8/10
A fantastic animation
29 February 2024
On untold forums and blogs, Blue Eye Samurai has been praised as the best "anime" in a while but it really isn't. It's great, yes, but not anime. Not only does it not actually qualify as "Japanese animation" (despite what the setting and largely Asian cast might have people think), being produced in English by French and American studios, but it certainly doesn't have the stylistic choices and big-eyed over-the-top expressions we'd ordinarily expect from an anime.

These are characters with realistic features, whose thrashings and slashings deal damage that feels agonizingly real. Still, it is a highly expressive show in terms of art direction -- the angles, the lighting, the speed of the visuals, etc. The animation is a sort of hybrid of 2D and 3D that recalls movies like Klaus, just with decidedly less cheerful-looking characters. The aim of the creators was to create "moving paintings" that combine the works of Kurosawa with bunraku puppetry. The show achieves all of this and more.
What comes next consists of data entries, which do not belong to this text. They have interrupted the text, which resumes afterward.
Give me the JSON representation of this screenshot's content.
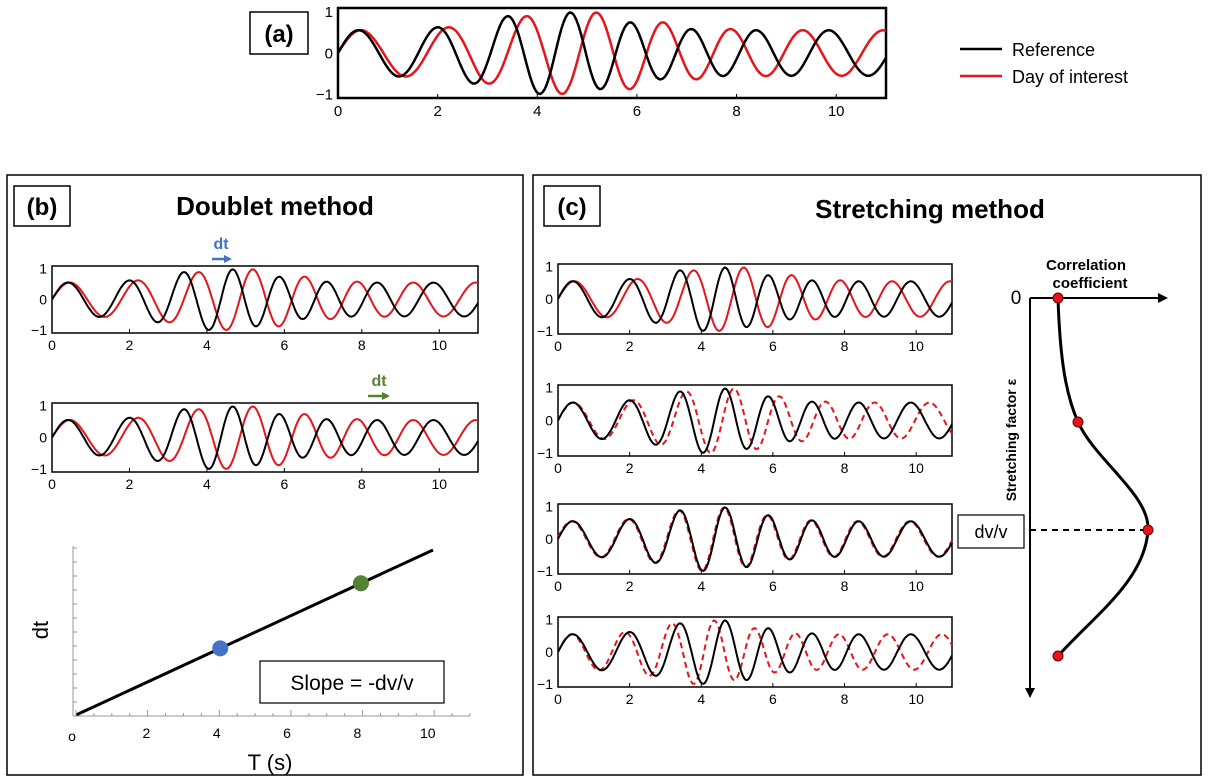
{
  "panel_a": {
    "label": "(a)",
    "ticks_x": [
      "0",
      "2",
      "4",
      "6",
      "8",
      "10"
    ],
    "ticks_y": [
      "1",
      "0",
      "−1"
    ],
    "legend": [
      {
        "name": "Reference",
        "color": "#000000"
      },
      {
        "name": "Day of interest",
        "color": "#e8141b"
      }
    ]
  },
  "panel_b": {
    "label": "(b)",
    "title": "Doublet method",
    "plot1": {
      "ticks_x": [
        "0",
        "2",
        "4",
        "6",
        "8",
        "10"
      ],
      "ticks_y": [
        "1",
        "0",
        "−1"
      ],
      "window_label": "dt",
      "window_color": "#4472c4"
    },
    "plot2": {
      "ticks_x": [
        "0",
        "2",
        "4",
        "6",
        "8",
        "10"
      ],
      "ticks_y": [
        "1",
        "0",
        "−1"
      ],
      "window_label": "dt",
      "window_color": "#548235"
    },
    "scatter": {
      "ylabel": "dt",
      "xlabel": "T (s)",
      "ticks_x": [
        "o",
        "2",
        "4",
        "6",
        "8",
        "10"
      ],
      "slope_label": "Slope = -dv/v",
      "points": [
        {
          "x": 4.1,
          "color": "#4472c4"
        },
        {
          "x": 8.1,
          "color": "#548235"
        }
      ]
    }
  },
  "panel_c": {
    "label": "(c)",
    "title": "Stretching method",
    "plot_ticks_x": [
      "0",
      "2",
      "4",
      "6",
      "8",
      "10"
    ],
    "plot_ticks_y": [
      "1",
      "0",
      "−1"
    ],
    "corr_title_1": "Correlation",
    "corr_title_2": "coefficient",
    "axis_zero": "0",
    "yaxis_label": "Stretching factor ε",
    "dvv_label": "dv/v",
    "marker_color": "#e8141b"
  }
}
All of it is carried by a majorly compelling protagonist, a scowling onna-musha named Mizu, who is both unthinkably badass and terribly pitiable at the right moments.
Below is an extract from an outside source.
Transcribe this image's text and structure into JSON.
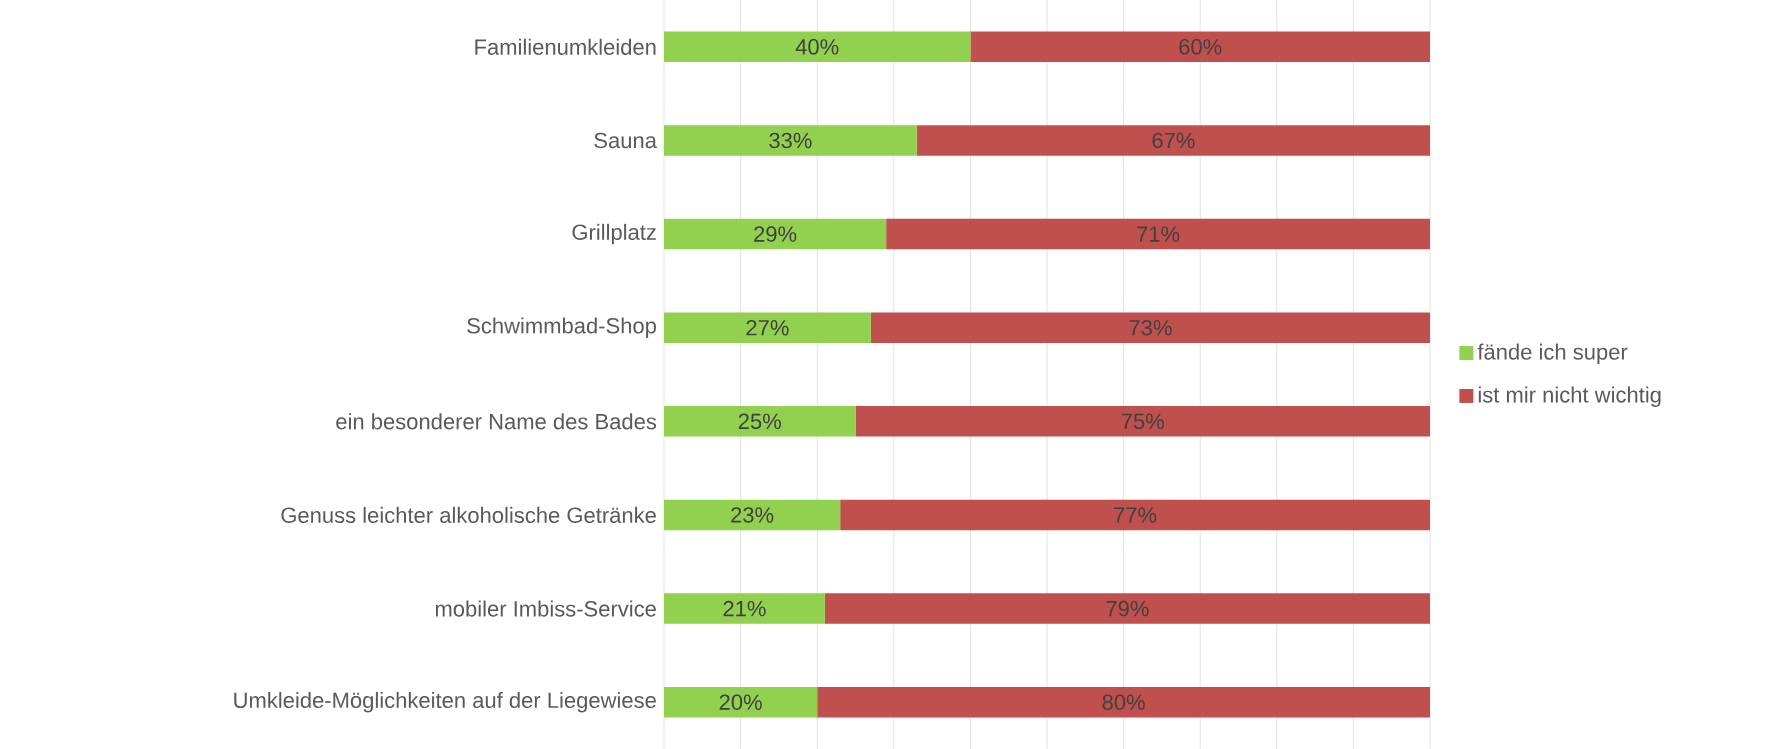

Disguised as a man, donning shades to conceal her blue "mixed-race" eyes, and damn good with a sword, her story has been dubbed "Mulan meets Kill Bill", yet I feel as if she exists in a category all her own. The side characters are also memorable, including an optimistic cook, a kindly princess, an over-confident swordsman, and a smug Irish villain.

If I were to find anything at all to complain about, it would be that Blue Eye Samurai sometimes feels distractingly like a video game, albeit one that would kick ass. Would it kick the same quantities of ass as the show? That's hard to imagine. All I know is, I'd love to give it a try.